Photo Credit: Peddalanka Ramesh Babu
The following is a summary of “Hospital-acquired bloodstream infections in critically ill cirrhotic patients: a post-hoc analysis of the EUROBACT-2 international cohort study,” published in the May 2024 issue of Critical Care by Wozniak et al.
Patients with cirrhosis in ICUs experience distinct hospital-acquired bloodstream infections, potentially including more gram-positive and enterococcal infections.
Researchers conducted a retrospective study to investigate and compare the epidemiology of hospital-acquired bloodstream infections in patients with cirrhotic vs. non-cirrhotic admitted to the ICU, focusing on infection sources, causative microorganisms, and associated mortality.
They examined the sources and microorganisms responsible for hospital-acquired bloodstream infections in patients with and without cirrhosis. A multivariable mixed logistic regression investigated the association between Enterococcus faecium and cirrhosis. Additionally, the relationship between cirrhosis and mortality was evaluated using a multivariable frailty Cox model.
The results showed that of 1,059 patients from 101 centers with nosocomial infection, 160 had cirrhosis. In patients with cirrhosis, gram-positive hospital-acquired bloodstream infections (HABSIs) accounted for 42.3% of cases, while non-cirrhosis controls had 33.2% (P=0.02).

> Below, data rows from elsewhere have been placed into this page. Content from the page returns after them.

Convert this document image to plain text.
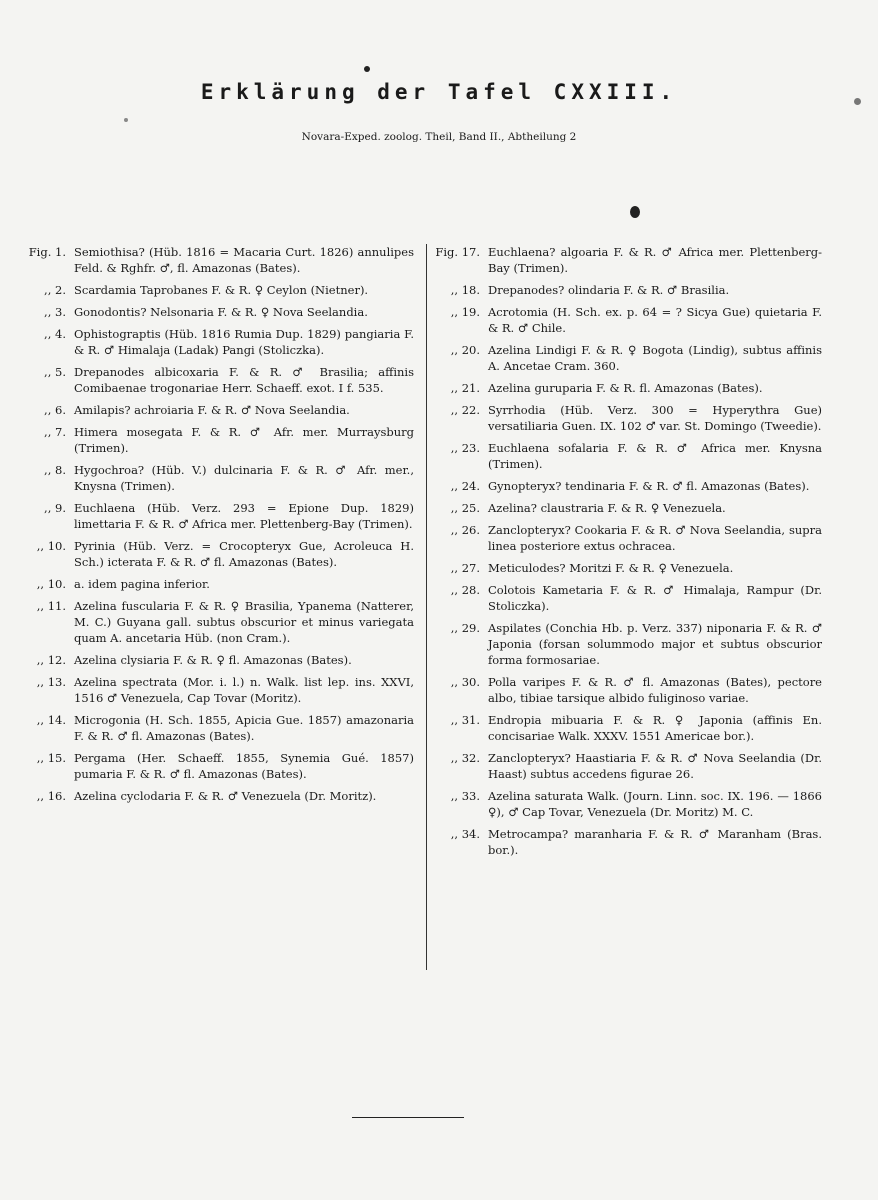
Erklärung der Tafel CXXIII.
Novara-Exped. zoolog. Theil, Band II., Abtheilung 2
Fig. 1. Semiothisa? (Hüb. 1816 = Macaria Curt. 1826) annulipes Feld. & Rghfr. ♂, fl. Amazonas (Bates).
,, 2. Scardamia Taprobanes F. & R. ♀ Ceylon (Nietner).
,, 3. Gonodontis? Nelsonaria F. & R. ♀ Nova Seelandia.
,, 4. Ophistograptis (Hüb. 1816 Rumia Dup. 1829) pangiaria F. & R. ♂ Himalaja (Ladak) Pangi (Stoliczka).
,, 5. Drepanodes albicoxaria F. & R. ♂ Brasilia; affinis Comibaenae trogonariae Herr. Schaeff. exot. I f. 535.
,, 6. Amilapis? achroiaria F. & R. ♂ Nova Seelandia.
,, 7. Himera mosegata F. & R. ♂ Afr. mer. Murraysburg (Trimen).
,, 8. Hygochroa? (Hüb. V.) dulcinaria F. & R. ♂ Afr. mer., Knysna (Trimen).
,, 9. Euchlaena (Hüb. Verz. 293 = Epione Dup. 1829) limettaria F. & R. ♂ Africa mer. Plettenberg-Bay (Trimen).
,, 10. Pyrinia (Hüb. Verz. = Crocopteryx Gue, Acroleuca H. Sch.) icterata F. & R. ♂ fl. Amazonas (Bates).
,, 10. a. idem pagina inferior.
,, 11. Azelina fuscularia F. & R. ♀ Brasilia, Ypanema (Natterer, M. C.) Guyana gall. subtus obscurior et minus variegata quam A. ancetaria Hüb. (non Cram.).
,, 12. Azelina clysiaria F. & R. ♀ fl. Amazonas (Bates).
,, 13. Azelina spectrata (Mor. i. l.) n. Walk. list lep. ins. XXVI, 1516 ♂ Venezuela, Cap Tovar (Moritz).
,, 14. Microgonia (H. Sch. 1855, Apicia Gue. 1857) amazonaria F. & R. ♂ fl. Amazonas (Bates).
,, 15. Pergama (Her. Schaeff. 1855, Synemia Gué. 1857) pumaria F. & R. ♂ fl. Amazonas (Bates).
,, 16. Azelina cyclodaria F. & R. ♂ Venezuela (Dr. Moritz).
Fig. 17. Euchlaena? algoaria F. & R. ♂ Africa mer. Plettenberg-Bay (Trimen).
,, 18. Drepanodes? olindaria F. & R. ♂ Brasilia.
,, 19. Acrotomia (H. Sch. ex. p. 64 = ? Sicya Gue) quietaria F. & R. ♂ Chile.
,, 20. Azelina Lindigi F. & R. ♀ Bogota (Lindig), subtus affinis A. Ancetae Cram. 360.
,, 21. Azelina guruparia F. & R. fl. Amazonas (Bates).
,, 22. Syrrhodia (Hüb. Verz. 300 = Hyperythra Gue) versatiliaria Guen. IX. 102 ♂ var. St. Domingo (Tweedie).
,, 23. Euchlaena sofalaria F. & R. ♂ Africa mer. Knysna (Trimen).
,, 24. Gynopteryx? tendinaria F. & R. ♂ fl. Amazonas (Bates).
,, 25. Azelina? claustraria F. & R. ♀ Venezuela.
,, 26. Zanclopteryx? Cookaria F. & R. ♂ Nova Seelandia, supra linea posteriore extus ochracea.
,, 27. Meticulodes? Moritzi F. & R. ♀ Venezuela.
,, 28. Colotois Kametaria F. & R. ♂ Himalaja, Rampur (Dr. Stoliczka).
,, 29. Aspilates (Conchia Hb. p. Verz. 337) niponaria F. & R. ♂ Japonia (forsan solummodo major et subtus obscurior forma formosariae.
,, 30. Polla varipes F. & R. ♂ fl. Amazonas (Bates), pectore albo, tibiae tarsique albido fuliginoso variae.
,, 31. Endropia mibuaria F. & R. ♀ Japonia (affinis En. concisariae Walk. XXXV. 1551 Americae bor.).
,, 32. Zanclopteryx? Haastiaria F. & R. ♂ Nova Seelandia (Dr. Haast) subtus accedens figurae 26.
,, 33. Azelina saturata Walk. (Journ. Linn. soc. IX. 196. — 1866 ♀), ♂ Cap Tovar, Venezuela (Dr. Moritz) M. C.
,, 34. Metrocampa? maranharia F. & R. ♂ Maranham (Bras. bor.).
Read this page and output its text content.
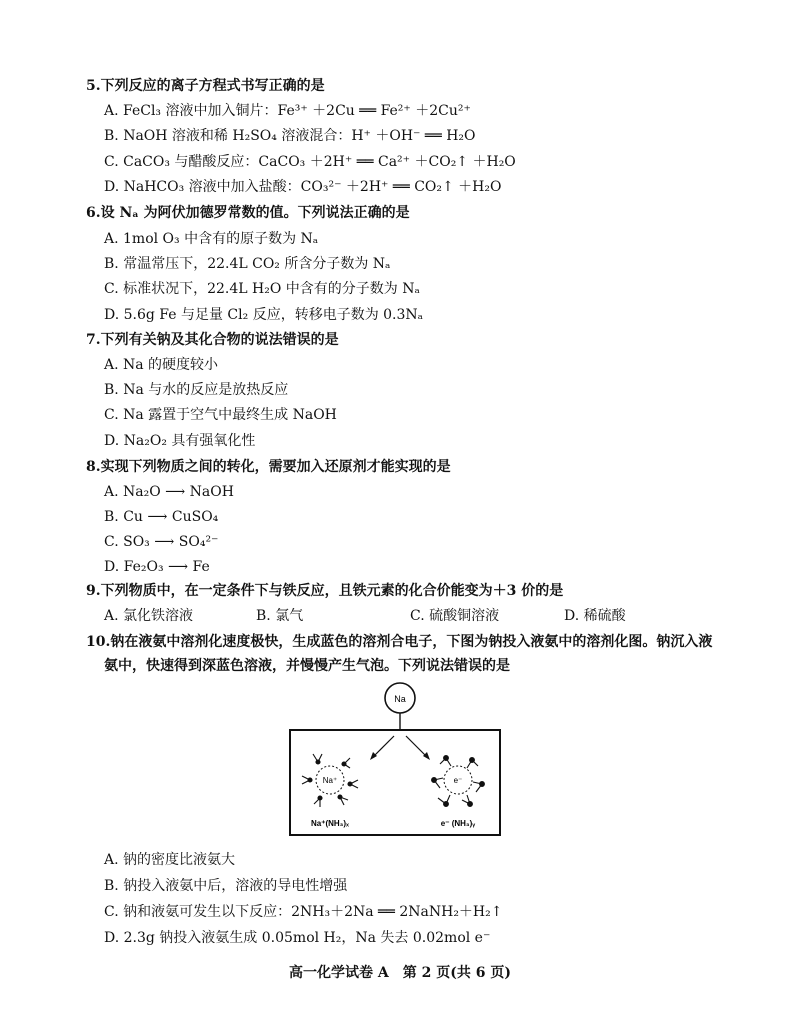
5.下列反应的离子方程式书写正确的是
A. FeCl₃ 溶液中加入铜片：Fe³⁺ ＋2Cu ══ Fe²⁺ ＋2Cu²⁺
B. NaOH 溶液和稀 H₂SO₄ 溶液混合：H⁺ ＋OH⁻ ══ H₂O
C. CaCO₃ 与醋酸反应：CaCO₃ ＋2H⁺ ══ Ca²⁺ ＋CO₂↑ ＋H₂O
D. NaHCO₃ 溶液中加入盐酸：CO₃²⁻ ＋2H⁺ ══ CO₂↑ ＋H₂O
6.设 Nₐ 为阿伏加德罗常数的值。下列说法正确的是
A. 1mol O₃ 中含有的原子数为 Nₐ
B. 常温常压下，22.4L CO₂ 所含分子数为 Nₐ
C. 标准状况下，22.4L H₂O 中含有的分子数为 Nₐ
D. 5.6g Fe 与足量 Cl₂ 反应，转移电子数为 0.3Nₐ
7.下列有关钠及其化合物的说法错误的是
A. Na 的硬度较小
B. Na 与水的反应是放热反应
C. Na 露置于空气中最终生成 NaOH
D. Na₂O₂ 具有强氧化性
8.实现下列物质之间的转化，需要加入还原剂才能实现的是
A. Na₂O ⟶ NaOH
B. Cu ⟶ CuSO₄
C. SO₃ ⟶ SO₄²⁻
D. Fe₂O₃ ⟶ Fe
9.下列物质中，在一定条件下与铁反应，且铁元素的化合价能变为＋3 价的是
A. 氯化铁溶液	B. 氯气	C. 硫酸铜溶液	D. 稀硫酸
10.钠在液氨中溶剂化速度极快，生成蓝色的溶剂合电子，下图为钠投入液氨中的溶剂化图。钠沉入液
氨中，快速得到深蓝色溶液，并慢慢产生气泡。下列说法错误的是
Na
Na⁺
Na⁺(NH₃)ₓ
e⁻
e⁻ (NH₃)ᵧ
A. 钠的密度比液氨大
B. 钠投入液氨中后，溶液的导电性增强
C. 钠和液氨可发生以下反应：2NH₃＋2Na ══ 2NaNH₂＋H₂↑
D. 2.3g 钠投入液氨生成 0.05mol H₂，Na 失去 0.02mol e⁻
高一化学试卷 A　第 2 页(共 6 页)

The most common infection for patients with cirrhosis was abdominal (35.6%), whereas for non-cirrhotic controls, it was pulmonary (18.9%) (P<0.01). The most frequent pathogens causing infections in cirrhotic controls were Klebsiella spp (16.5%), coagulase-negative Staphylococci (13.7%), and E. faecium (11.5%). E. faecium bacteremia occurred more frequently (11.5% versus 4.5%, P<0.01). Patients with cirrhosis also experienced higher mortality compared to patients without cirrhosis (Hazard Ratio 1.3, 95% CI 1.01–1.7, P=0.045).
Investigators concluded that critically ill patients with cirrhosis and hospital-acquired bloodstream infections showed different epidemiology by a higher prevalence of Gram-positive infections, especially Enterococcus faecium.